The following is the transcript of a therapy session conducted with patient Yuri Kerensky, age 29. Symptoms include catatonia, mood swings, anhedonia, and some mild cognitive impairment. The interviewer was Father Sergius Mikhailovich Svobodnyi, licensed mental health professional and an ordained priest in the Russian Orthodox Church. For the original, untranslated audio, see the patient's file.

Fr. SVOBODNYI: Tell me about the dreams again, Yuri.

PATIENT: What's there to tell? She's always crying. She never stops crying.

Fr. SVOBODNYI: Who is she?

PATIENT: She doesn't have a name. They never gave her one. How do you -- how am I supposed to --

The patient begins to cry.

PATIENT: No, no. I'm fine. I am fine. I am...

The patient takes a deep breath. In a normal tone:

PATIENT: You know about my grandfather, don't you? I must have told you about him before.

Fr. SVOBODNYI: I don't believe so, no.

PATIENT: Really? Oh, well. In that case, then... my grandfather -- my mother's father, you know -- he was an NKVD man. Back in the bad old days. With Uncle Joe.

Fr. SVOBODNYI: I see.

PATIENT: I never knew him, you see. He killed himself with his service revolver one night. Pew. Straight through the head.

Fr. SVOBODNYI: I'm sorry to hear that.

PATIENT: It was before I was born. Thing is -- I've always wondered about him, you know?

Fr. SVOBODNYI: I'm sure.

PATIENT: I mean, the things he must've done. I can't even imagine... how could he live with himself after that? Honestly live with himself at all? So I wonder -- was it him who pulled the trigger that night? Or all the people that he hurt?

Fr. SVOBODNYI: And you, Yuri. Who did you hurt? What did you do?
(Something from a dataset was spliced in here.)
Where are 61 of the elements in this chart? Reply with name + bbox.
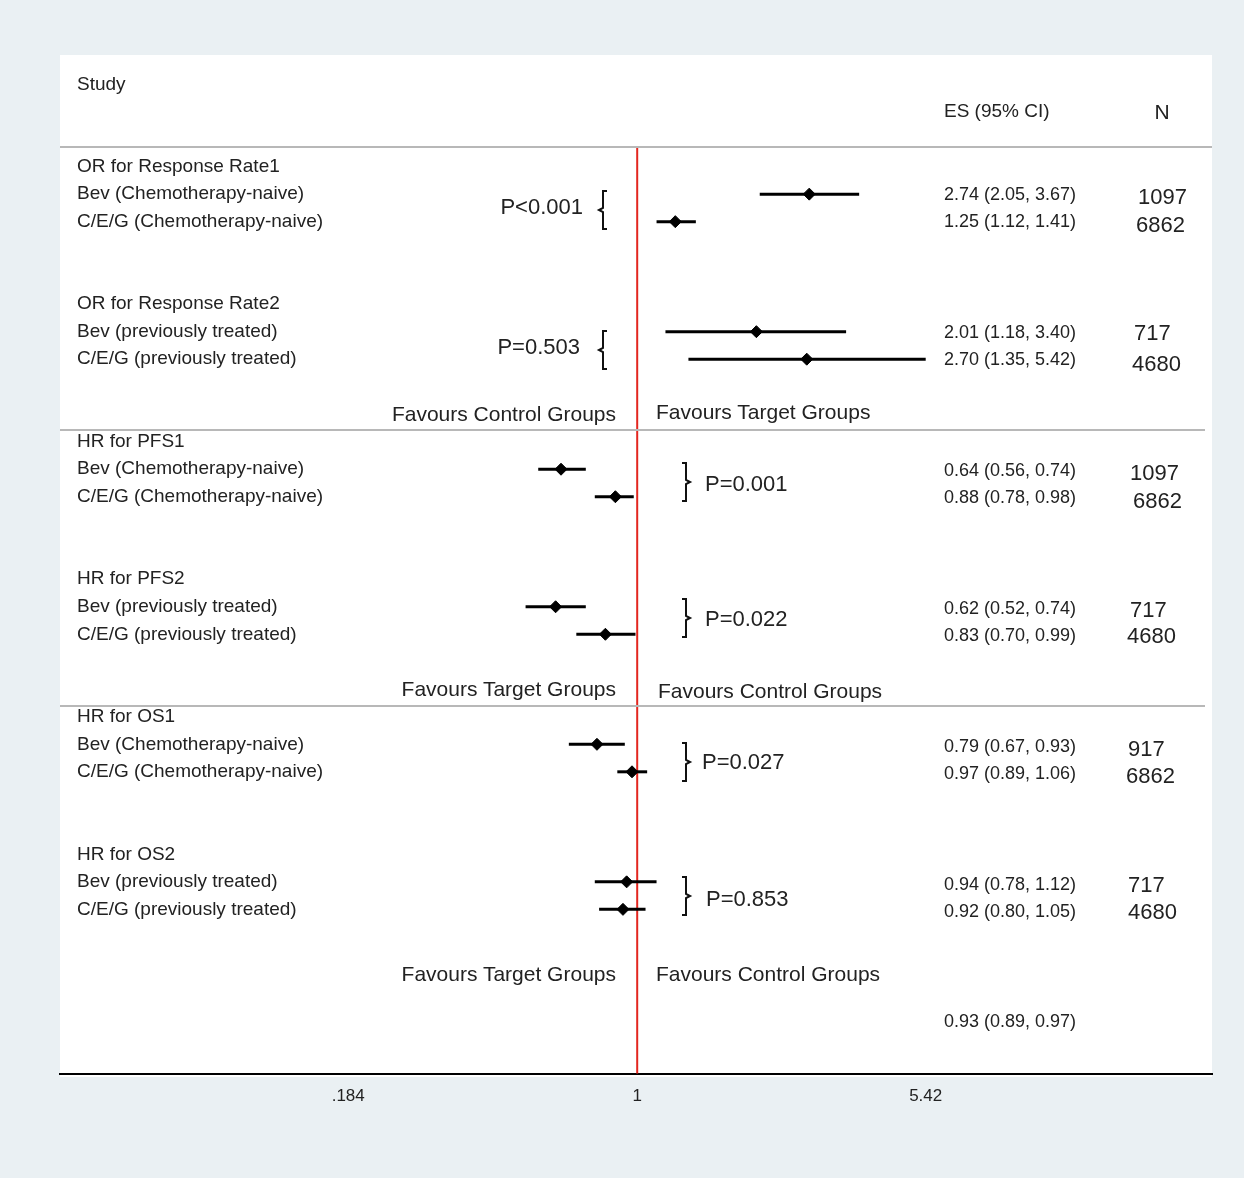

PATIENT: Me? Nothing. I did nothing. And that was bad enough...

A pause.

Fr. SVOBODNYI: What are you thinking now?

PATIENT: "The man who has a conscience suffers while acknowledging his sin."
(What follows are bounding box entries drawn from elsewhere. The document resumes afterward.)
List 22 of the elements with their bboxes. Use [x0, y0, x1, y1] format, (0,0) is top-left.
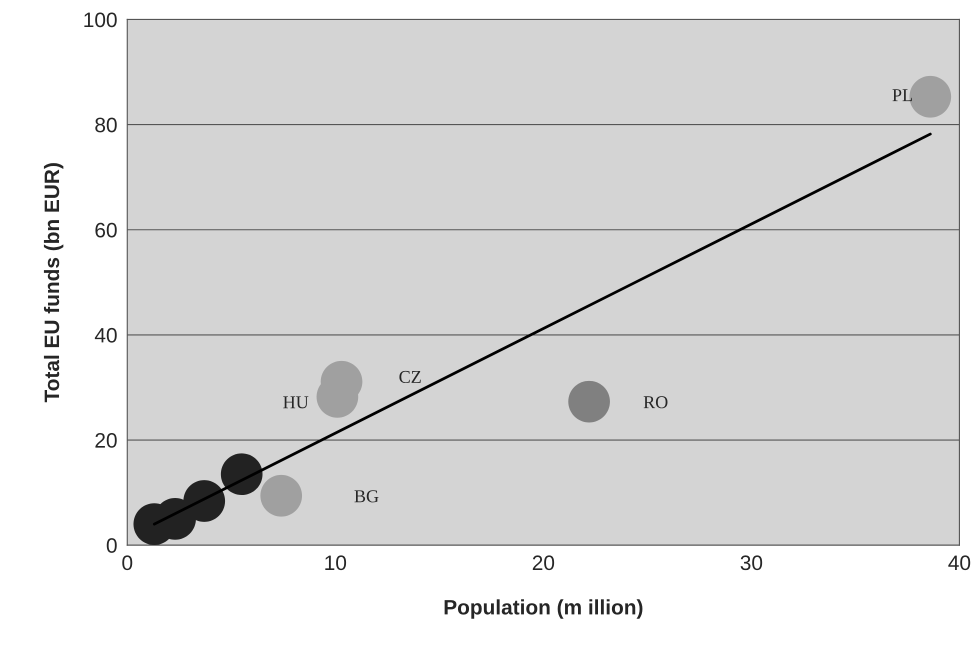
x-tick-label: 40: [948, 555, 970, 570]
y-tick-label: 80: [95, 118, 117, 132]
x-tick-label: 10: [325, 555, 346, 570]
point: [220, 453, 263, 496]
point: [568, 380, 610, 422]
annotation: HU: [283, 396, 308, 408]
x-tick-label: 20: [532, 555, 554, 570]
annotation: CZ: [399, 370, 421, 384]
x-tick-label: 30: [740, 555, 762, 570]
y-tick-label: 20: [95, 433, 117, 448]
point: [183, 480, 226, 522]
y-axis-title: Total EU funds (bn EUR): [44, 163, 64, 402]
y-tick-label: 0: [106, 538, 117, 553]
point: [260, 474, 302, 517]
y-tick-label: 60: [95, 222, 117, 238]
y-tick-label: 100: [84, 12, 117, 28]
x-axis-title: Population (m illion): [444, 599, 642, 619]
y-tick-label: 40: [94, 328, 117, 343]
annotation: PL: [892, 89, 912, 102]
annotation: RO: [644, 396, 668, 408]
x-tick-label: 0: [122, 555, 132, 570]
annotation: BG: [354, 490, 378, 502]
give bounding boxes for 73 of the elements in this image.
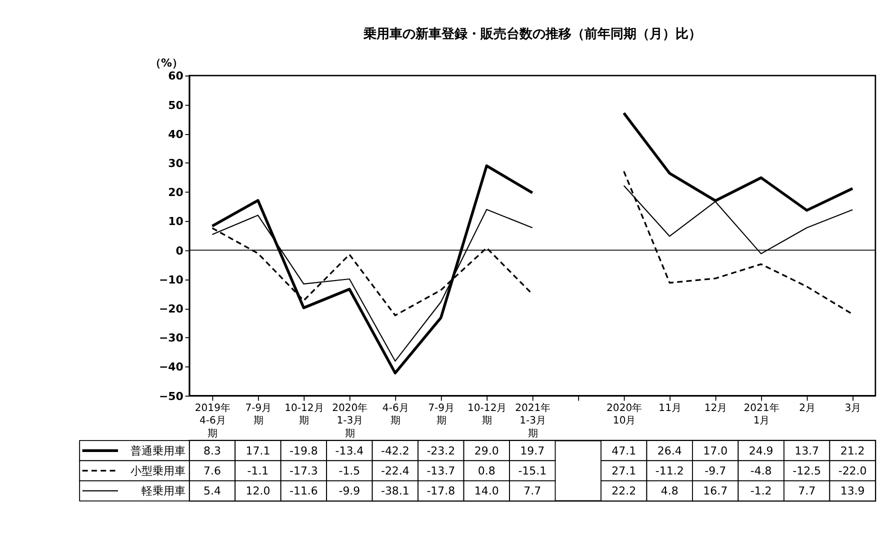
data-label: 22.2 xyxy=(612,484,636,498)
data-label: 16.7 xyxy=(703,484,728,498)
x-tick-label: 2月 xyxy=(799,402,816,414)
data-label: -42.2 xyxy=(380,444,410,458)
x-tick-label: 10-12月期 xyxy=(468,402,507,427)
x-tick-label: 2021年1-3月期 xyxy=(515,402,551,440)
data-label: 13.9 xyxy=(840,484,865,498)
data-label: -12.5 xyxy=(792,464,822,478)
y-tick-label: 50 xyxy=(168,98,184,112)
data-label: 27.1 xyxy=(612,464,636,478)
x-tick-label: 7-9月期 xyxy=(428,402,455,427)
data-label: 5.4 xyxy=(204,484,221,498)
data-label: -1.2 xyxy=(750,484,772,498)
data-label: -17.8 xyxy=(426,484,456,498)
data-label: 0.8 xyxy=(478,464,496,478)
data-label: -1.5 xyxy=(338,464,360,478)
data-label: -4.8 xyxy=(750,464,772,478)
data-label: 26.4 xyxy=(657,444,682,458)
data-label: -11.2 xyxy=(655,464,684,478)
y-tick-label: 30 xyxy=(168,156,184,170)
x-tick-label: 12月 xyxy=(704,402,728,414)
data-label: -17.3 xyxy=(290,464,318,478)
legend-label: 小型乗用車 xyxy=(130,464,186,478)
data-label: 7.6 xyxy=(204,464,221,478)
data-label: 29.0 xyxy=(474,444,499,458)
chart-title: 乗用車の新車登録・販売台数の推移（前年同期（月）比） xyxy=(362,26,702,42)
x-tick-label: 2019年4-6月期 xyxy=(194,402,230,440)
data-label: -15.1 xyxy=(518,464,547,478)
x-tick-label: 2020年1-3月期 xyxy=(332,402,368,440)
data-label: -22.4 xyxy=(380,464,410,478)
data-label: 17.1 xyxy=(246,444,270,458)
data-label: 7.7 xyxy=(524,484,542,498)
y-axis-title: （%） xyxy=(150,56,183,70)
legend-label: 軽乗用車 xyxy=(142,484,186,498)
x-tick-label: 10-12月期 xyxy=(284,402,324,427)
y-tick-label: 40 xyxy=(168,128,184,141)
x-tick-label: 11月 xyxy=(658,402,682,414)
x-tick-label: 7-9月期 xyxy=(245,402,272,427)
data-label: 24.9 xyxy=(748,444,774,458)
data-label: -19.8 xyxy=(290,444,318,458)
x-tick-label: 2021年1月 xyxy=(744,402,780,427)
x-tick-label: 3月 xyxy=(844,402,862,414)
y-tick-label: 10 xyxy=(168,215,184,228)
data-label: -11.6 xyxy=(290,484,318,498)
data-label: -9.9 xyxy=(338,484,360,498)
y-tick-label: −40 xyxy=(158,360,184,374)
y-tick-label: −10 xyxy=(158,273,184,286)
data-label: -9.7 xyxy=(704,464,726,478)
y-tick-label: 60 xyxy=(168,70,184,83)
y-tick-label: −20 xyxy=(158,302,184,316)
data-label: 7.7 xyxy=(798,484,816,498)
data-label: 21.2 xyxy=(840,444,865,458)
data-label: -13.4 xyxy=(335,444,364,458)
y-tick-label: −50 xyxy=(158,390,184,403)
x-tick-label: 2020年10月 xyxy=(606,402,642,427)
data-label: -1.1 xyxy=(247,464,269,478)
data-label: -13.7 xyxy=(426,464,456,478)
data-label: 14.0 xyxy=(474,484,499,498)
data-label: 4.8 xyxy=(660,484,678,498)
y-tick-label: 0 xyxy=(176,244,184,258)
data-label: 19.7 xyxy=(520,444,545,458)
data-label: 8.3 xyxy=(204,444,221,458)
data-label: -38.1 xyxy=(380,484,410,498)
legend-label: 普通乗用車 xyxy=(130,444,186,458)
x-tick-label: 4-6月期 xyxy=(382,402,409,427)
data-label: 12.0 xyxy=(246,484,270,498)
data-label: 47.1 xyxy=(612,444,636,458)
data-label: -22.0 xyxy=(838,464,867,478)
y-tick-label: 20 xyxy=(168,186,184,200)
data-label: 13.7 xyxy=(794,444,820,458)
y-tick-label: −30 xyxy=(158,332,184,345)
data-label: -23.2 xyxy=(426,444,456,458)
data-label: 17.0 xyxy=(703,444,728,458)
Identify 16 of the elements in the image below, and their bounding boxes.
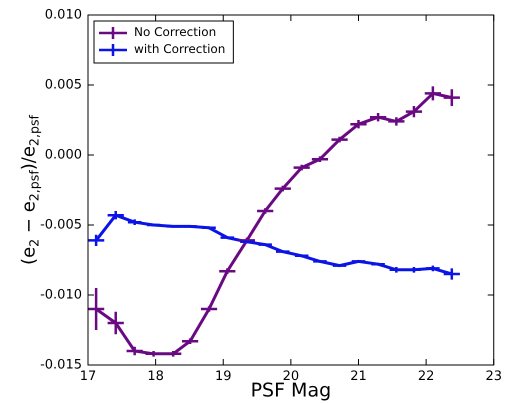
x-axis-title: PSF Mag — [250, 380, 332, 402]
x-tick-label: 22 — [418, 369, 434, 384]
y-tick-label: 0.005 — [44, 77, 82, 92]
y-tick-label: -0.005 — [40, 217, 82, 232]
y-axis-title: (e2 − e2,psf)/e2,psf — [18, 114, 42, 265]
legend-label: No Correction — [134, 25, 216, 40]
x-tick-label: 18 — [147, 369, 164, 384]
y-tick-label: 0.010 — [44, 7, 82, 22]
y-tick-label: 0.000 — [44, 147, 82, 162]
x-tick-label: 21 — [350, 369, 367, 384]
x-tick-label: 17 — [80, 369, 96, 384]
x-tick-label: 19 — [214, 369, 232, 384]
y-tick-label: -0.010 — [40, 287, 82, 302]
x-tick-label: 23 — [485, 369, 502, 384]
legend-label: with Correction — [134, 42, 226, 56]
y-tick-label: -0.015 — [40, 357, 82, 372]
Fr. SVOBODNYI: Is that Dostoyevsky?

PATIENT: Yeah. Had to read it for school. That's the one thing from that book I remember.

Fr. SVOBODNYI: And what does it mean to you, here in this moment?

PATIENT: It means, I think... there needs to be balance in this world, you know? Maybe not eye for an eye. But there needs to be an attempt, doesn't there? It's not enough just to go around talking about the sin. You have to try and make it right. Even if there's no fixing what's been broken. You have to try.

Fr. SVOBODNYI: What sin? Yuri --

PATIENT: And it feels right, you know? Just a little. After all the things they did so that she would move... if I moved for her... there's balance in that, isn't there? There's some justice in that, at least. Don't you think?

Fr. SVOBODNYI: Yuri...

PATIENT: Do you think it'll work? Do you think maybe she'll stop crying? Just for a while?

Fr. SVOBODNYI: I don't know, Yuri.

PATIENT: I know you don't. I know. But maybe she will...

Several days after this session, the patient was found to be missing from his room in the facility. A security guard reported that his sidearm was gone from his locker. The patient's information was forwarded to the relevant authorities, who were further advised that he was armed and potentially dangerous.